Mensen komen nu weg met tien jaar gevangenisstraf. Maar een figuur die kinderen
vermoord, hoor je niet meer in onze samenleving terug te zien.” Hij haakt in op
de actualiteit: “Ik begrijp niet hoe het kan, dat een veroordeeld ex-lid van de
Hofstadgroep Mark Rutte adviseert over de veiligheid. Terwijl ze is veroordeeld
voor verboden wapenbezit!”
In zijn boek geeft Blom een zestigtal voorbeelden van
voorbeelden, die in aanmerking komen voor gedogen. Hij pleit ervoor, dat
ministers en leden van de Tweede Kamer voortaan beter nadenken voordat ze
nieuwe wetten invoeren. En eerst gaan praten met bestuurders, burgemeester en
politie om na te gaan of die nieuwe wetten wel goed te handhaven zijn. “Moet je
wel wetten tot stand brengen waarvan je van tevoren weet dat ze niet te
handhaven zijn? Er wordt teveel gedoogd, zonder de zaak voor te leggen aan de
rechter. Boa’s en politieagenten die gedogen hebben daarover geen verklaring af
te leggen. Ze doen het uit eigen beweging. Iedereen schijnt het wel goed te
vinden. Maar er wordt teveel gedoogd. Heel vaak gebeuren dingen in de
samenleving waarvan de bevolking zegt; ga het handhaven.”
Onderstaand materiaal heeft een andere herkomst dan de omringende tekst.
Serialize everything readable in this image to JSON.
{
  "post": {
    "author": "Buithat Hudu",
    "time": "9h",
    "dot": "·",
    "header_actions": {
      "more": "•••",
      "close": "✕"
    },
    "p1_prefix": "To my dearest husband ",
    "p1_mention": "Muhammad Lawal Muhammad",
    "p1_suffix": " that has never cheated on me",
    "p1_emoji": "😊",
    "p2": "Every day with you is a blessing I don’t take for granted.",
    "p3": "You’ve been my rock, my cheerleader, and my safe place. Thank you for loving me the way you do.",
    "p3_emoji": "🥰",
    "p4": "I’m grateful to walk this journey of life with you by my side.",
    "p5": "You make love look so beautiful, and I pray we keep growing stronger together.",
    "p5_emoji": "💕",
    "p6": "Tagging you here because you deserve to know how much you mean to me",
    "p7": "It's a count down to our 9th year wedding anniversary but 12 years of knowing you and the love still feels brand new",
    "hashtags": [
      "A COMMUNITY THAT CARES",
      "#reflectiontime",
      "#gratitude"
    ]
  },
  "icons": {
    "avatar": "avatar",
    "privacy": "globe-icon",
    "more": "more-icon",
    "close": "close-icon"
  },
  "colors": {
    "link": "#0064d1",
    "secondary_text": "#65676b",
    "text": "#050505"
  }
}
Maar met minder gedogen en zwaardere straffen; is dat niet
het pad naar een politiestaat? “Inderdaad moet je ook geen politiestaat hebben,
maar beperk het aantal wetten en zorg dat de wetten die overblijven wél goed
gehandhaafd worden. Je moet een tussenweg vinden in een politiestaat en een
staat waarin bijna alles gedoogd wordt, behalve zware criminele zaken.”
Voor wie is het boek bedoeld? “In eerste instantie voor de
politiek, voor boa’s, burgemeesters en rechters. En voor iedereen die hier
kennis van wil nemen. Ik mag mezelf op de borst kloppen: het is een boek dat
begrijpelijk is voor iedereen. Er staan vele voorbeelden in; het is een boek
waarmee je jezelf heerlijk kunt ergeren aan de idiote dingen in de
maatschappij.”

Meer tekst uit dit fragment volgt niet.